Ольга Гладышева - Крест. Иван II Красный. Том 1
— Я и завещание-то за хлопотами позабыл состряпать, — беспокоился Протасий.
— Вот и значит, не помрёшь.
— А после меня Васька мой тысяцким останется?
— Не бойся. У тебя вон и второй Васька, внук, матереет.
— В Орде да в дороге чуть не цельный год проводим, — печалился Протасий. — Делами неколи заниматься.
— Боле не возьму тебя, — пообещал Иван Данилович.
— Не гож, значит, стал?
— Ну что ты такой заноза? Подумай сам, на Москве сейчас никого нетути: ни великого князя, ни митрополита, ни тысяцкого. Хорошо ли это? Последний раз так. Не знаем, чего там и деется.
— Опять же долгая отлучка мужа из дома порождает отчуждение из семейной жизни, — размышлял Протасий.
— Да, жену милую повидать охота, — согласился Иван Данилович, — Мы ведь в любови живём. А кто иначе, тому, конечно, отлучка — сласть.

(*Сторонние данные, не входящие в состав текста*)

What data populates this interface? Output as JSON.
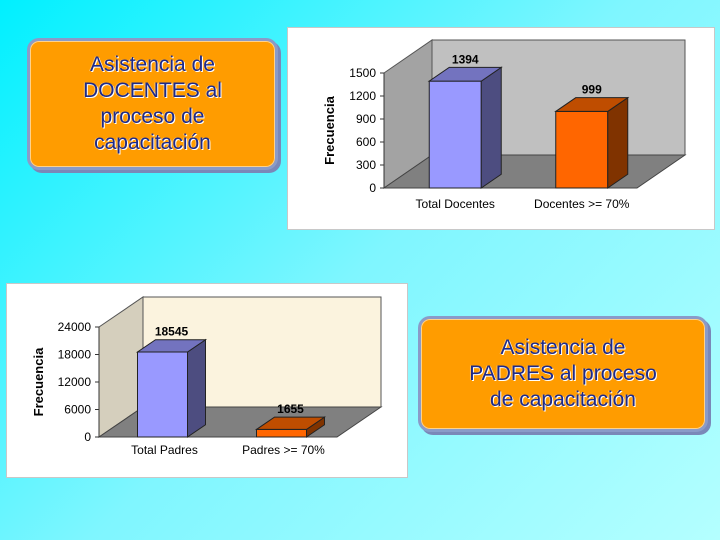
{
  "callouts": {
    "docentes": "Asistencia de\nDOCENTES al\nproceso de\ncapacitación",
    "padres": "Asistencia de\nPADRES al proceso\nde capacitación"
  },
  "colors": {
    "background": "#00f0ff",
    "callout_fill": "#ff9c00",
    "callout_text": "#1d2a8a",
    "bar_blue": "#9999ff",
    "bar_orange": "#ff6600",
    "wall_gray": "#c0c0c0",
    "wall_beige": "#fbf3de"
  },
  "chart_data": [
    {
      "type": "bar",
      "categories": [
        "Total Docentes",
        "Docentes >= 70%"
      ],
      "values": [
        1394,
        999
      ],
      "ylabel": "Frecuencia",
      "yticks": [
        0,
        300,
        600,
        900,
        1200,
        1500
      ],
      "ylim": [
        0,
        1500
      ],
      "style": "3d",
      "bar_colors": [
        "#9999ff",
        "#ff6600"
      ],
      "wall_color": "#c0c0c0",
      "grid": false
    },
    {
      "type": "bar",
      "categories": [
        "Total Padres",
        "Padres >= 70%"
      ],
      "values": [
        18545,
        1655
      ],
      "ylabel": "Frecuencia",
      "yticks": [
        0,
        6000,
        12000,
        18000,
        24000
      ],
      "ylim": [
        0,
        24000
      ],
      "style": "3d",
      "bar_colors": [
        "#9999ff",
        "#ff6600"
      ],
      "wall_color": "#fbf3de",
      "grid": false
    }
  ]
}
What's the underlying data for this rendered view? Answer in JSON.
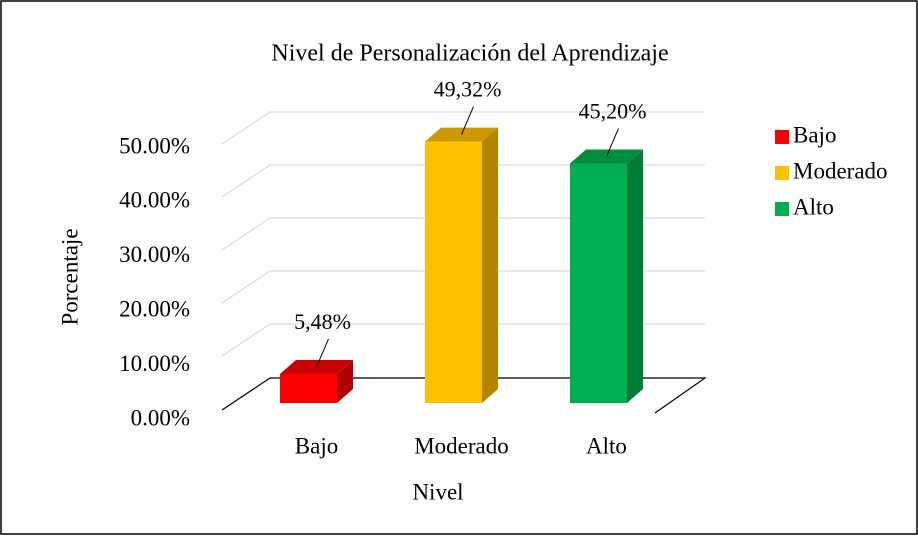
{
  "chart_data": {
    "type": "bar3d",
    "title": "Nivel de Personalización del Aprendizaje",
    "x_label": "Nivel",
    "y_label": "Porcentaje",
    "categories": [
      "Bajo",
      "Moderado",
      "Alto"
    ],
    "series": [
      {
        "name": "Bajo",
        "color": "#ff0000"
      },
      {
        "name": "Moderado",
        "color": "#ffc000"
      },
      {
        "name": "Alto",
        "color": "#00b050"
      }
    ],
    "values": [
      5.48,
      49.32,
      45.2
    ],
    "value_labels": [
      "5,48%",
      "49,32%",
      "45,20%"
    ],
    "ylim": [
      0,
      50
    ],
    "yticks": [
      {
        "value": 0,
        "label": "0.00%"
      },
      {
        "value": 10,
        "label": "10.00%"
      },
      {
        "value": 20,
        "label": "20.00%"
      },
      {
        "value": 30,
        "label": "30.00%"
      },
      {
        "value": 40,
        "label": "40.00%"
      },
      {
        "value": 50,
        "label": "50.00%"
      }
    ],
    "grid": true,
    "legend": "right"
  }
}
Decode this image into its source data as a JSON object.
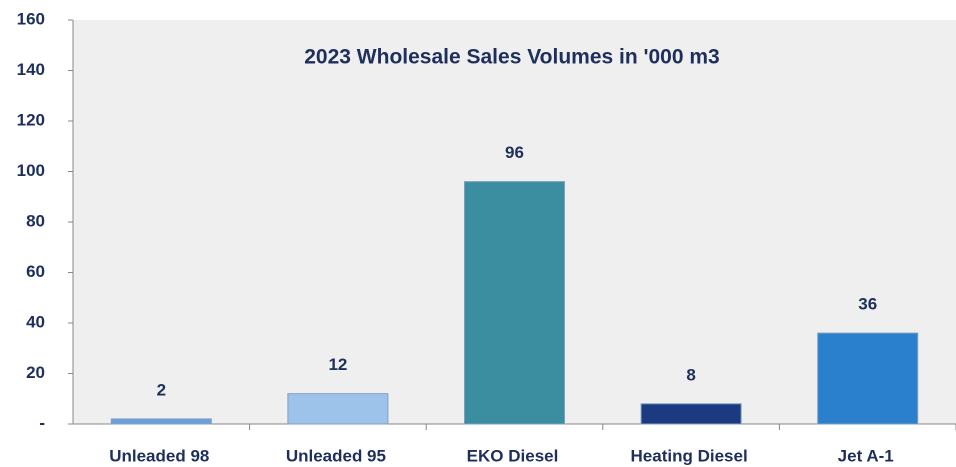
{
  "chart_data": {
    "type": "bar",
    "title": "2023 Wholesale Sales Volumes in  '000 m3",
    "categories": [
      "Unleaded 98",
      "Unleaded 95",
      "EKO Diesel",
      "Heating Diesel",
      "Jet A-1"
    ],
    "values": [
      2,
      12,
      96,
      8,
      36
    ],
    "colors": [
      "#6a9fdc",
      "#9ec3ea",
      "#3a8e9f",
      "#1c3a80",
      "#2a80cc"
    ],
    "ylim": [
      0,
      160
    ],
    "yticks": [
      {
        "value": 0,
        "label": "-"
      },
      20,
      40,
      60,
      80,
      100,
      120,
      140,
      160
    ],
    "grid": false
  }
}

Долгие разговоры на долгом пути, долгие остановки, перековка и отдых лошадей, перегруз на санный полоз — томительна была обратная дорога. Вот уже починки, займища, деревни попрятались в снега, лишь изредка завидишь бедный крест сельской церковки. Сипуга мела день ото дня круче. Иванушка привык к морозам, к отогревам у костров, к простым голосам, к скуке... Одно развлечение — зайца увидать иль лису-огнёвку. Ему казалось, он так Давно из дому, что все его там позабыли уже и никто не ждёт. Ни городов на пути не встречалось, ни монастырей. Ровное белое покрывало над некогда зелёными И тенистыми балками, над поросшими камышом озёрами, над быстрыми подо льдом речками. Редко-редко дымок завидишь — ага, ночлег! «Пропадём мы тут, — думал иногда Иванчик, — и никто не узнает». Бесконечно тянулось Дикое Поле — ничьё поле.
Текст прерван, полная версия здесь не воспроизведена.